Electronic – Best Linux filesystem to use on MMC memory chip

flashlinuxreliability

I have a new embedded Linux project coming up. The hardware team has chosen an MMC Flash chip (part # MTFC64GJVDN-4M) for the system's non volatile memory; data sheet at http://www.micron.com/parts/nand-flash/managed-nand/mtfc64gjvdn-4m-it.

What would be the best Linux filesystem to use with this part? I believe it's a block type device, so the JFFS2 MTD type filesystems will not be suitable as they operate on the raw flash. I am looking for reliability first, then performance as secondary.

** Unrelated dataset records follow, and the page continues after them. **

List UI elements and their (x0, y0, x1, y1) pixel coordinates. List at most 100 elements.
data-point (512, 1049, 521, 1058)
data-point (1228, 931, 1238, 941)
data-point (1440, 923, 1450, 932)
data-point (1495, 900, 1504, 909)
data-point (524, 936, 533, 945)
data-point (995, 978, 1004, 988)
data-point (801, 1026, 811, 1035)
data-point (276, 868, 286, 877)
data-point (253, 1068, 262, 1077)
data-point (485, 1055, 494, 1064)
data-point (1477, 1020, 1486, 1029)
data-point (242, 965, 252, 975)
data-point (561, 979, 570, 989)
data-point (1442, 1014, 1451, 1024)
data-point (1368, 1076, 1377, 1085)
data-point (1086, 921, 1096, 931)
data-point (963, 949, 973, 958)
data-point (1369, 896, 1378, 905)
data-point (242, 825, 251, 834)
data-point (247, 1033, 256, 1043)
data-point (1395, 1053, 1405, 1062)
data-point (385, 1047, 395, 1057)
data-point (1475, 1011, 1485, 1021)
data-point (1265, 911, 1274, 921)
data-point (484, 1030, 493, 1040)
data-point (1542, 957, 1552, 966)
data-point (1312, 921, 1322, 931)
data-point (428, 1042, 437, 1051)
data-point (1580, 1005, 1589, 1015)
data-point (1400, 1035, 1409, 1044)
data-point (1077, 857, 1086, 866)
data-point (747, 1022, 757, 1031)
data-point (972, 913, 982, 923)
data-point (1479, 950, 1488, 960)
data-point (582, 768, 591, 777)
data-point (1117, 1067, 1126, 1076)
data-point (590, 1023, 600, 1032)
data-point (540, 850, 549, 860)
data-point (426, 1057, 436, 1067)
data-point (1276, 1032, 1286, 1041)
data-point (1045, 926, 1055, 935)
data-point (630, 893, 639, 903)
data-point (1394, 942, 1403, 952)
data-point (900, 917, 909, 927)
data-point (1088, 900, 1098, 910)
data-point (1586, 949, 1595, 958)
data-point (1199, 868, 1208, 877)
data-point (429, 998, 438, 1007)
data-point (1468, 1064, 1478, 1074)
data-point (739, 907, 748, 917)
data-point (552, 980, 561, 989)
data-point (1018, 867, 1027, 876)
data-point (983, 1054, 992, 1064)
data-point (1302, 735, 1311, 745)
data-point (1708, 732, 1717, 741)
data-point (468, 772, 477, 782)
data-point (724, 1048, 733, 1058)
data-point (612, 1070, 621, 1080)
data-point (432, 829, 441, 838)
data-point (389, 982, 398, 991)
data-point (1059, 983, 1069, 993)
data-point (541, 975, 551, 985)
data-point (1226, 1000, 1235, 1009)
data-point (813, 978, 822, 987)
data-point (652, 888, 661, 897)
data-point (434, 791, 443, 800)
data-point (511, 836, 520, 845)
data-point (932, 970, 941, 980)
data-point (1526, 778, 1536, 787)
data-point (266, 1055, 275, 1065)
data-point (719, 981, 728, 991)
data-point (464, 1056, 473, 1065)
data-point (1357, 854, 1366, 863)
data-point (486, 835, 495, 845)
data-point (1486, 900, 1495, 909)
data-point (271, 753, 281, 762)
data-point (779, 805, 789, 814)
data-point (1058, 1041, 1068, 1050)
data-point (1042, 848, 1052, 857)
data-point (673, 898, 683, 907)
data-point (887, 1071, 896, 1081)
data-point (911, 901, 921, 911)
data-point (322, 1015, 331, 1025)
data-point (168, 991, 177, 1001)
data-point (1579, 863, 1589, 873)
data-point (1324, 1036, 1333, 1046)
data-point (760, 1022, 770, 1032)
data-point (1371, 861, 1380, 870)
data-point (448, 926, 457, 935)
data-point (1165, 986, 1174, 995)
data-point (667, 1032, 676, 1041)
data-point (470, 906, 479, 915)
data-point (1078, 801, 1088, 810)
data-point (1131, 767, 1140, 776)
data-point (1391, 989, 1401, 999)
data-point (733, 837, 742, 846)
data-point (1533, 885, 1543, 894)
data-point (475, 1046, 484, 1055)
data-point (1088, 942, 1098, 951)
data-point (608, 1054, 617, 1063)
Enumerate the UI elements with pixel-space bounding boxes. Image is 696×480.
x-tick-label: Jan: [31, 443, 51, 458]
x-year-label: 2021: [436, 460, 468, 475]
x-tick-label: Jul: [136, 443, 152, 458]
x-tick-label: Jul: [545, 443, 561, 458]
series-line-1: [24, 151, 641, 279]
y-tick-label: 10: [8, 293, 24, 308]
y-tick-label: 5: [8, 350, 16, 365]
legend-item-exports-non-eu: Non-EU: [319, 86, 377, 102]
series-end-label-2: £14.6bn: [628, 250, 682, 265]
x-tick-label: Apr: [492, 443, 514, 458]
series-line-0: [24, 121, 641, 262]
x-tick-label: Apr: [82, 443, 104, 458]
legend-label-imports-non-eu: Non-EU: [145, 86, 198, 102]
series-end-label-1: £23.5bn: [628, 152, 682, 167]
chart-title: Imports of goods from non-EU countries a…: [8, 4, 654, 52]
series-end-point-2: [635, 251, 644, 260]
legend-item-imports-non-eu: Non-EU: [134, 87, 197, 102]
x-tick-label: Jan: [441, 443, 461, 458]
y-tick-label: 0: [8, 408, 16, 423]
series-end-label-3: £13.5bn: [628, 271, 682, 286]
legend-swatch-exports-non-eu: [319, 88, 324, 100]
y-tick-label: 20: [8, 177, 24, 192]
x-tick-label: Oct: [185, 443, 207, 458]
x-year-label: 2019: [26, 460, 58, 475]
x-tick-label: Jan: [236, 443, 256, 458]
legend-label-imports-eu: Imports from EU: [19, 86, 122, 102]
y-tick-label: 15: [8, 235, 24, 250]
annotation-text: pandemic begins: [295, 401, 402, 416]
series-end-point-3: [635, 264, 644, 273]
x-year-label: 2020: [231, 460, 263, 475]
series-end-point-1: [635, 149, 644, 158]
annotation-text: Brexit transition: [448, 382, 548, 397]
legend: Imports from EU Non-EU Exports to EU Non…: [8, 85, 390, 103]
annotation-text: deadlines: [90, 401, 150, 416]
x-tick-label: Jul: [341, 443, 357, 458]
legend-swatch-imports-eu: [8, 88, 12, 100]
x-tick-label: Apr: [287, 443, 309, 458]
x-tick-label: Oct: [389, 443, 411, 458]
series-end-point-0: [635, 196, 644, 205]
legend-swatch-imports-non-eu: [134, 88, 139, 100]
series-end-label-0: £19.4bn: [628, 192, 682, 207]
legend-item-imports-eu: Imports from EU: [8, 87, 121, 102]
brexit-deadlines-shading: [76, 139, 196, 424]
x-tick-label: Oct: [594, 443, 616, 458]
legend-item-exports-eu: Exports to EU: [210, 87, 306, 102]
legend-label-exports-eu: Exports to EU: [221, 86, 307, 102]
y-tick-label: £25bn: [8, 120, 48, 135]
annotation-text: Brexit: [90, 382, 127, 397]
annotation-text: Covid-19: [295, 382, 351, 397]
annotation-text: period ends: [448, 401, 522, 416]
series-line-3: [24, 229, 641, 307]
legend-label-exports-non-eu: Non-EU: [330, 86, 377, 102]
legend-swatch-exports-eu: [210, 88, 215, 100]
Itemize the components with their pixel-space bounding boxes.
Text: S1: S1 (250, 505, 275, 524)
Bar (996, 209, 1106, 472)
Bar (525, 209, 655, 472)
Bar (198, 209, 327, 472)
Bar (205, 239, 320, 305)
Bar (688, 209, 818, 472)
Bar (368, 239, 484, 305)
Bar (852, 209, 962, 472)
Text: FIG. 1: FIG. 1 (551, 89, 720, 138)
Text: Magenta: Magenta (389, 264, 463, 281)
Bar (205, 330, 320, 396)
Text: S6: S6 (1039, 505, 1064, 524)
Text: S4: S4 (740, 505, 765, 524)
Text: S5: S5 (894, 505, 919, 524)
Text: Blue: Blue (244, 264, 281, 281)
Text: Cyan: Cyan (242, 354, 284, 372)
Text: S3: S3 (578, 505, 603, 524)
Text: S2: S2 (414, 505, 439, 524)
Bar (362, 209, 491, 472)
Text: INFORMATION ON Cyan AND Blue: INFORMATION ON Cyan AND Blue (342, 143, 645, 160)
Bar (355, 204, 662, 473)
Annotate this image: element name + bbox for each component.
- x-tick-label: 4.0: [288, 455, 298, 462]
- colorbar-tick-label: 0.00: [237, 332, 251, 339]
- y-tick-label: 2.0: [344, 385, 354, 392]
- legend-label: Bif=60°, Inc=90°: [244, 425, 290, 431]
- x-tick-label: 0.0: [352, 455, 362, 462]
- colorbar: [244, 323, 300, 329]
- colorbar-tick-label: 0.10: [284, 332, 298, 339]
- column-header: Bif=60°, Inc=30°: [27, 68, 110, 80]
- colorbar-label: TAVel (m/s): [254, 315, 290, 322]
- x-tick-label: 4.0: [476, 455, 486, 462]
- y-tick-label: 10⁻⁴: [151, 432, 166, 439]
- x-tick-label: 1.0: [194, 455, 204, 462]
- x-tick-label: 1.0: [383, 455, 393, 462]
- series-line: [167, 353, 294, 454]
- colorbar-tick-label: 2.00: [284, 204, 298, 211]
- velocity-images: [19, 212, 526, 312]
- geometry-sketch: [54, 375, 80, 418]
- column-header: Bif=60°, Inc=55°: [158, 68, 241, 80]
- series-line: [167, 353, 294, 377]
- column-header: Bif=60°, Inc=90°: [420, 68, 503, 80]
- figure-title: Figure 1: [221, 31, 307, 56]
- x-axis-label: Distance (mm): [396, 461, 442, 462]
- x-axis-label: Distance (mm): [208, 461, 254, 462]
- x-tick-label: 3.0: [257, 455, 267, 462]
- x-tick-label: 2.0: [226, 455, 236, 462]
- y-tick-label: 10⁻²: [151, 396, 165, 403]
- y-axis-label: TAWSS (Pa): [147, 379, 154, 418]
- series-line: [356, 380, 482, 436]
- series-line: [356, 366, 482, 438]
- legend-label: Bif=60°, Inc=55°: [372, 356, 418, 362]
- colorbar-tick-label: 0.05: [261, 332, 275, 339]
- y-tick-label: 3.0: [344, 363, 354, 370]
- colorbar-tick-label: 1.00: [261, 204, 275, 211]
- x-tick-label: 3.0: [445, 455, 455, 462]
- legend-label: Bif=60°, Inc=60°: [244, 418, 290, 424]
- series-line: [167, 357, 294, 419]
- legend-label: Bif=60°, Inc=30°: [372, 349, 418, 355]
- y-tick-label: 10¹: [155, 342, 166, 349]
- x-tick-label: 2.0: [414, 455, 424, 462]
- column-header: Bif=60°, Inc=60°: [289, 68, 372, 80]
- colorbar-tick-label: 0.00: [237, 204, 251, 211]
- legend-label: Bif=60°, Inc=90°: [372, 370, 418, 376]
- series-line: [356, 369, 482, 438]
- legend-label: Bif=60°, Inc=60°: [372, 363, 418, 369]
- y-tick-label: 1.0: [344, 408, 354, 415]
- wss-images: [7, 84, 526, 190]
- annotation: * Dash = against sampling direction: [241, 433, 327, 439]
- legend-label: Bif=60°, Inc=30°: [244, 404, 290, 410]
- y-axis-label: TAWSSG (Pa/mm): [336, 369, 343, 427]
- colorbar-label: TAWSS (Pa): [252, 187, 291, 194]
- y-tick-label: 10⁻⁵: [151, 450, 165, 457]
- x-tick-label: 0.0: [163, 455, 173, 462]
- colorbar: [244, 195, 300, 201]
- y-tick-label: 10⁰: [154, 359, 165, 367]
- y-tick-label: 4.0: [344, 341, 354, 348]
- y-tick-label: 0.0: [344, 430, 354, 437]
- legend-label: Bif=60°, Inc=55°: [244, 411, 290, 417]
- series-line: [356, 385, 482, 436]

It is also my understanding that these MMC devices are like the "guts" of an SD card, i.e. have their own on-board controllers. I've had a pretty bad experience with SD cards failing before, I've had hardware failures where the card becomes un-readable. That was using the ext3 filesystem, so I am researching to see if there's anything better for this new project.

Best Answer

If your filesystem is read-only, use ext2. That is proven stable for several decades, is fast, efficient, supports ownership, supports permission bits and has a huge user base as every Linux box supports it. In other words it supports everything a decent Linux system requires.

If read-only is not an option, your next best bet is ext3. Apart from all the properties that ext2 comes with, ext3 brings journaling. This means that every change on disk is only committed once it has actually been written to disk. Very stable, proven technology. A problem with ext3 is wear leveling.

Ext4 improves on performance in several use cases, but comes with more CPU overhead. Most distributions today default to ext4. Apparently it reduces unnecessary writes, which is good for an SSD. Ext4 has a TRIM extension.

Next in line it BTRFS. Don't go there. Although several distributions offer BTRFS or even default to it, it wasn't stable last time I tested it (H2 2012). You don't want to use a filesystem that hasn't proven itself under stress. Too many bugs are being fixed.

Linux offers a wealth of filesystems, but the ones I mentioned above are the most common ones.

Of course there is FAT32 (vfat), don't go there. It is old, it suffers from fragmentation and doesn't allow for ownership and file permissions.

NTFS is closed source, don't even think about it. Yes it kinda works on Linux but the implementation is fully based on reverse engineering (because Microsoft doesn't release any technical details) and the Linux implementation is just not reliable.

A JFFS2 needs to be entirely scanned on a mount, so mount time increases linearly with device size. This is caused by the fact that there is not some sort of tree structure to store files.